An der Seite führte eine breite Einfahrt zu einem gepflasterten Biergarten. Hier konnte man noch ein bisschen von der alten Beschaulichkeit erahnen. Wir setzten uns, nachdem wir unsere Blicke über das Publikum hatten schweifen lassen, an einen der langen Tische. Ich sah auf die Uhr. Zehn vor sieben. Um diese Zeit war es noch überschaubar leer. Frau Arend und ihr Mann schienen noch nicht angekommen zu sein. Die Bedienung kam, und wir bestellten zwei Kölsch.
»Ich glaube, da sind sie schon«, sagte ich.
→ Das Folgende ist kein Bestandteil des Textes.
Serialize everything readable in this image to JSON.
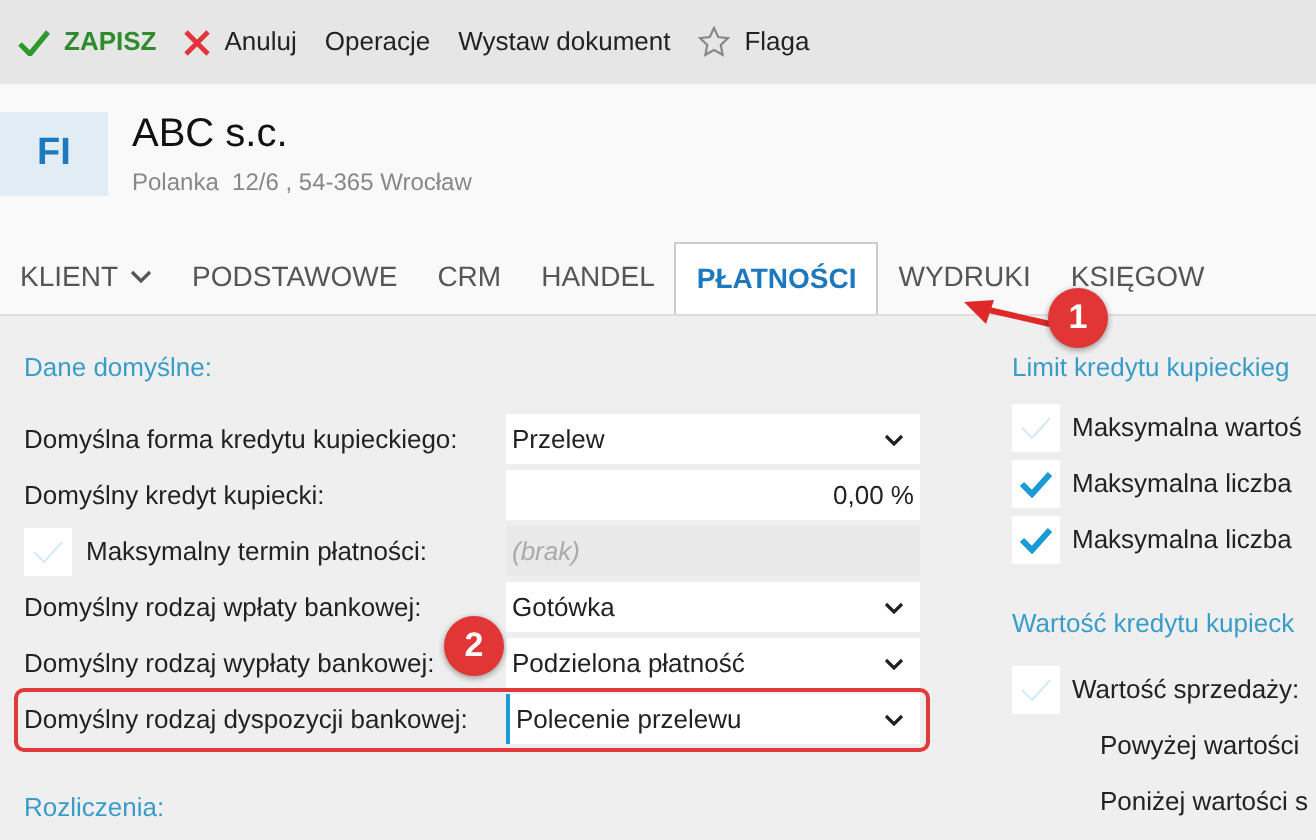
{
  "toolbar": [
    {
      "kind": "save",
      "label": "ZAPISZ"
    },
    {
      "kind": "cancel",
      "label": "Anuluj"
    },
    {
      "kind": "plain",
      "label": "Operacje"
    },
    {
      "kind": "plain",
      "label": "Wystaw dokument"
    },
    {
      "kind": "flag",
      "label": "Flaga"
    }
  ],
  "header": {
    "avatar": "FI",
    "name": "ABC s.c.",
    "address": "Polanka  12/6 , 54-365 Wrocław"
  },
  "tabs": [
    {
      "label": "KLIENT",
      "dropdown": true,
      "selected": false
    },
    {
      "label": "PODSTAWOWE",
      "dropdown": false,
      "selected": false
    },
    {
      "label": "CRM",
      "dropdown": false,
      "selected": false
    },
    {
      "label": "HANDEL",
      "dropdown": false,
      "selected": false
    },
    {
      "label": "PŁATNOŚCI",
      "dropdown": false,
      "selected": true
    },
    {
      "label": "WYDRUKI",
      "dropdown": false,
      "selected": false
    },
    {
      "label": "KSIĘGOW",
      "dropdown": false,
      "selected": false
    }
  ],
  "left": {
    "section": "Dane domyślne:",
    "rows": [
      {
        "kind": "select",
        "label": "Domyślna forma kredytu kupieckiego:",
        "value": "Przelew",
        "highlighted": false
      },
      {
        "kind": "number",
        "label": "Domyślny kredyt kupiecki:",
        "value": "0,00 %",
        "highlighted": false
      },
      {
        "kind": "check",
        "label": "Maksymalny termin płatności:",
        "checked": false,
        "placeholder": "(brak)",
        "highlighted": false
      },
      {
        "kind": "select",
        "label": "Domyślny rodzaj wpłaty bankowej:",
        "value": "Gotówka",
        "highlighted": false
      },
      {
        "kind": "select",
        "label": "Domyślny rodzaj wypłaty bankowej:",
        "value": "Podzielona płatność",
        "highlighted": false
      },
      {
        "kind": "select",
        "label": "Domyślny rodzaj dyspozycji bankowej:",
        "value": "Polecenie przelewu",
        "highlighted": true
      }
    ],
    "section2": "Rozliczenia:"
  },
  "right": {
    "sections": [
      {
        "title": "Limit kredytu kupieckieg",
        "rows": [
          {
            "kind": "check",
            "label": "Maksymalna wartoś",
            "checked": false
          },
          {
            "kind": "check",
            "label": "Maksymalna liczba",
            "checked": true
          },
          {
            "kind": "check",
            "label": "Maksymalna liczba",
            "checked": true
          }
        ]
      },
      {
        "title": "Wartość kredytu kupieck",
        "rows": [
          {
            "kind": "check",
            "label": "Wartość sprzedaży:",
            "checked": false
          },
          {
            "kind": "text",
            "label": "Powyżej wartości"
          },
          {
            "kind": "text",
            "label": "Poniżej wartości s"
          }
        ]
      }
    ]
  },
  "callouts": [
    {
      "number": "1"
    },
    {
      "number": "2"
    }
  ]
}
Theresa wandte den Kopf, und wir sahen gemeinsam zu, wie ein Mann und eine Frau von dunklen Trekkingrädern stiegen.
Die beiden stellten sich hin und schienen jemanden zu suchen. Sie wirkten ziemlich sportlich. Die Frau hatte kurze blonde Haare, die etwas struppig unter dem Fahrradhelm herausstanden. Jetzt nahmen beide die Kopfbedeckungen ab und befestigten sie an den Rädern. Der Mann schob seine Sonnenbrille auf die Stirn. Die Frau kam auf uns zu. Ich hatte am Telefon versucht, uns zu beschreiben. Offenbar mit Erfolg.
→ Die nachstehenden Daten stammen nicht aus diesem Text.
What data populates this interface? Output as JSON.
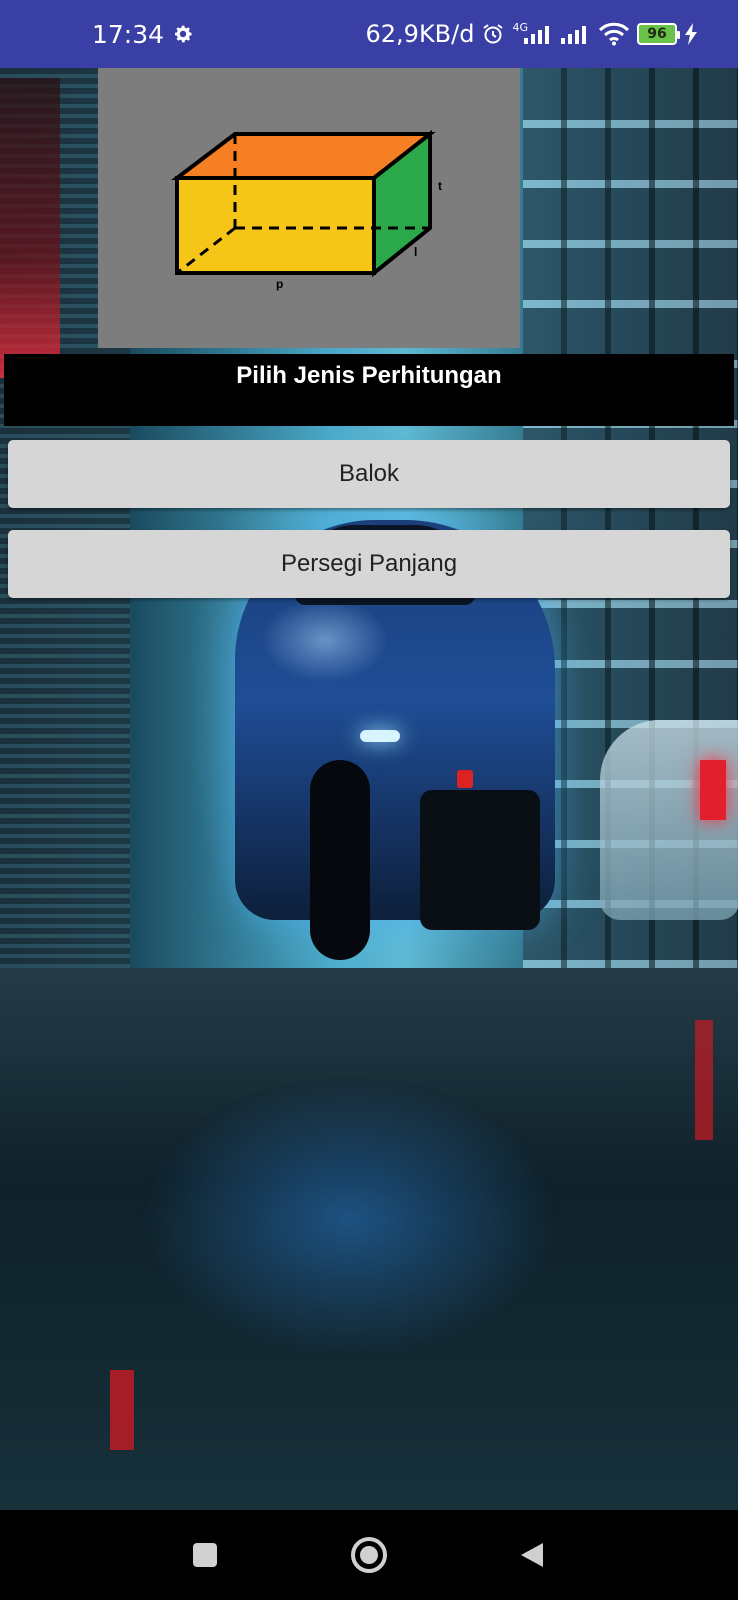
{
  "status_bar": {
    "time": "17:34",
    "network_speed": "62,9KB/d",
    "network_type": "4G",
    "battery_level": "96",
    "icons": [
      "gear-icon",
      "alarm-icon",
      "signal-icon",
      "signal-icon",
      "wifi-icon",
      "battery-icon",
      "charging-icon"
    ]
  },
  "illustration": {
    "label_length": "p",
    "label_width": "l",
    "label_height": "t",
    "colors": {
      "front": "#f5c518",
      "top": "#f57f22",
      "side": "#2aa84a",
      "background": "#7d7d7d"
    }
  },
  "header": {
    "title": "Pilih Jenis Perhitungan"
  },
  "buttons": {
    "balok": "Balok",
    "persegi_panjang": "Persegi Panjang"
  },
  "nav_bar": {
    "icons": [
      "recent-apps-icon",
      "home-icon",
      "back-icon"
    ]
  },
  "colors": {
    "status_bar": "#3a3fa6",
    "button_bg": "#d6d6d6",
    "header_bg": "#000000"
  }
}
»Entschuldigung, sind Sie Herr Rott?«
»Frau Arend? Ja, hier sind Sie richtig. Das ist meine Mitarbeiterin Frau Heilig.«
Wir standen auf und gaben uns die Hände. »Kommen Sie jetzt wirklich etwa aus Wiehl? Mit den Rädern?«
»Klar«, sagte der Mann, der Frank Schneider sein musste, und lächelte. Sein Atem ging schnell. »So was machen wir oft. Nach der Arbeit ist das die perfekte Entspannung.«
Wir nahmen Platz. »Wie weit ist das denn?«, fragte Theresa.
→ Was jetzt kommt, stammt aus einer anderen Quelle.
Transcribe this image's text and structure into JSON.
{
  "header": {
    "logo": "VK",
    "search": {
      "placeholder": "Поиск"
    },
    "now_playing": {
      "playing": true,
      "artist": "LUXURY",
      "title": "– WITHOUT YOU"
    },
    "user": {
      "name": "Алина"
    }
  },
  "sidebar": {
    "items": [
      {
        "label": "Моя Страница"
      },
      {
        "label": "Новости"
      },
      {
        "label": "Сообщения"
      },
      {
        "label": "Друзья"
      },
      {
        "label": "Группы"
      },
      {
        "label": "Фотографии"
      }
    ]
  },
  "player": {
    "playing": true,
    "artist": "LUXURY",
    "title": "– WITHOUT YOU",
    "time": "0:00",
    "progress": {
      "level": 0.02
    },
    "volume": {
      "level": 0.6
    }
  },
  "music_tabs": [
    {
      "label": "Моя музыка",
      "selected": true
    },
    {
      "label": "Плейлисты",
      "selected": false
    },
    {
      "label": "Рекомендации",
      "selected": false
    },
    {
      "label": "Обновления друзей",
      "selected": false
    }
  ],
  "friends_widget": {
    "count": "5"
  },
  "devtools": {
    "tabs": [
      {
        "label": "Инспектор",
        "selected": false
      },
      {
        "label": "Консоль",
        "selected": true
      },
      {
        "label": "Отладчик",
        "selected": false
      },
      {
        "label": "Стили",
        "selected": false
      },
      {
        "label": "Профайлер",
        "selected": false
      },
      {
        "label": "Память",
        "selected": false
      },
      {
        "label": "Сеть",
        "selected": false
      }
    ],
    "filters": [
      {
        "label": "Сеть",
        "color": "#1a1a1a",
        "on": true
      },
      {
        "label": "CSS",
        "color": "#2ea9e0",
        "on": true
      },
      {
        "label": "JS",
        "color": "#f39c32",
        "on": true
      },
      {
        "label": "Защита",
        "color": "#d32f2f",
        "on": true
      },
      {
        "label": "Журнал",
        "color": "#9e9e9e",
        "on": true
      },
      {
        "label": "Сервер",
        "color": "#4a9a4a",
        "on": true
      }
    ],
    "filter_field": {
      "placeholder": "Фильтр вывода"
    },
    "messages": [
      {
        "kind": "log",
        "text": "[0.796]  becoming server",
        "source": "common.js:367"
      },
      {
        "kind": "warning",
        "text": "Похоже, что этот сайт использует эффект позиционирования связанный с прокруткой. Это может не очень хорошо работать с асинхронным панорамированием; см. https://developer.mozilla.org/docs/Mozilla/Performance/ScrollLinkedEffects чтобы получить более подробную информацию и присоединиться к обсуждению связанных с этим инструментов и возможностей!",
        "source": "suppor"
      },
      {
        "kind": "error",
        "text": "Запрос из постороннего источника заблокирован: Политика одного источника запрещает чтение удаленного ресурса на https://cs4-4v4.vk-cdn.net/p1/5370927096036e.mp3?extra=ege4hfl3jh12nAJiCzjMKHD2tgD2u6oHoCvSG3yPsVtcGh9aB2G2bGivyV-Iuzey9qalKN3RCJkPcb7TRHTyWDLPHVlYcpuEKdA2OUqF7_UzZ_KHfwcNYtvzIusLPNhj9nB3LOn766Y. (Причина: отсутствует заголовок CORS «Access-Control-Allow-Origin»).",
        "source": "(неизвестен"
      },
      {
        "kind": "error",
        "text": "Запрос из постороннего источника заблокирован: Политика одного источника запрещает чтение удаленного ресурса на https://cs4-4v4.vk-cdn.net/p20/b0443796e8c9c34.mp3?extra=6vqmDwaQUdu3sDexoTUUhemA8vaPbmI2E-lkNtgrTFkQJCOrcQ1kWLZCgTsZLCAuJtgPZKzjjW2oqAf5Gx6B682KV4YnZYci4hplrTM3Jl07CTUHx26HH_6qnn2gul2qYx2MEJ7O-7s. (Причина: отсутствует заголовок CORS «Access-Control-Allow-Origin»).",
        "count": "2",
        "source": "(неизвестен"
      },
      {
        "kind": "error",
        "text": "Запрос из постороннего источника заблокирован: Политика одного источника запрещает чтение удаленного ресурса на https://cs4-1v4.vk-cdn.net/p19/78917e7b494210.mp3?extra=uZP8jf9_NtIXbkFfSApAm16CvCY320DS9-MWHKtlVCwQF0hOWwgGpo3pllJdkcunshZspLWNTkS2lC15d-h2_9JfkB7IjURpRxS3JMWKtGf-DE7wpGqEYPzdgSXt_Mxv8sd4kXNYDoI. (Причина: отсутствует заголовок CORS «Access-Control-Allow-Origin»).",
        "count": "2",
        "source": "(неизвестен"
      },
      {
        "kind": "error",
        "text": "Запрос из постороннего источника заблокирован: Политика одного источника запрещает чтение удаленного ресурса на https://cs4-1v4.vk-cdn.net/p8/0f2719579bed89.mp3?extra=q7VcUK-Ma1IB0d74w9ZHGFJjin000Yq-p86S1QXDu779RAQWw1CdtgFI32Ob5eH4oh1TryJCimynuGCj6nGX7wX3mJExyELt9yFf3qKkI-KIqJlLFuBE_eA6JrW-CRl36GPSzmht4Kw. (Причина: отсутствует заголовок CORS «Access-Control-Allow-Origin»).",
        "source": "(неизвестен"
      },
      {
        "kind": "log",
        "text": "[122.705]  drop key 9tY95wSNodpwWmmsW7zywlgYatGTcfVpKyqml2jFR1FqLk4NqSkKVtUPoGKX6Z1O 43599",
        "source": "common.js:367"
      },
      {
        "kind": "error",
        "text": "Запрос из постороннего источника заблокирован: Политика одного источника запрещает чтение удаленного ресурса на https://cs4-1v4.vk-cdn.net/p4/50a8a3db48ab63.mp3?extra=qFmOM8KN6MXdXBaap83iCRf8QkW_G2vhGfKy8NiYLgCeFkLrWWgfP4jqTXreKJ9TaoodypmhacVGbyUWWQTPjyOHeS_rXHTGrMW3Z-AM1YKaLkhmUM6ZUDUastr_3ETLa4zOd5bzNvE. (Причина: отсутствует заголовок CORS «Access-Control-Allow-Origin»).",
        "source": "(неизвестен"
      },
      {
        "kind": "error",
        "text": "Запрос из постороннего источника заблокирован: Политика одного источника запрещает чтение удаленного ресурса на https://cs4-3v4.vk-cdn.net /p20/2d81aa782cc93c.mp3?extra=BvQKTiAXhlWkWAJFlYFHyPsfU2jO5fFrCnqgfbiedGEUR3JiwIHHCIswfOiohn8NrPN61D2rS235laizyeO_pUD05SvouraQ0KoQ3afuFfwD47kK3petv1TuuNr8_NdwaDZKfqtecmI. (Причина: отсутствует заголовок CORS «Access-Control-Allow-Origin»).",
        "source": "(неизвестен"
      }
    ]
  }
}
»Na ja, von Wiehl hierher, das sind sicher fünfzig Kilometer.« Die beiden sahen mich freundlich an. »Wir fahren aber nachher nicht die ganze Strecke zurück«, sagte Frau Arend. »Nur bis Rösrath. Von da aus nehmen wir den Zug bis Ründeroth. Dann müssen wir aber noch ein paar Kilometer den Berg rauf.«
Die Kellnerin kam, und die beiden bestellten ebenfalls Kölsch. Frank Schneider nahm die Speisekarte und begann darin zu blättern.
»Und damals, ich meine, im September, waren Sie ebenfalls auf so einer Tour?«
Beide nickten. »Ich weiß das noch genau«, sagte Frank Schneider. »Es war einer der letzten schönen Septembertage, das haben wir ausgenutzt. Kurz vorher hatten wir eine kleine Reise gemacht, und wir hatten noch Urlaub übrig. Zwei Tage. Für einen davon haben wir uns eine Radtour nach Wipperfürth vorgenommen.«
Ich verzichtete darauf, auszurechnen oder nachzufragen, wie viele Kilometer das waren.
»Wann sind Sie an der Unfallstelle gewesen?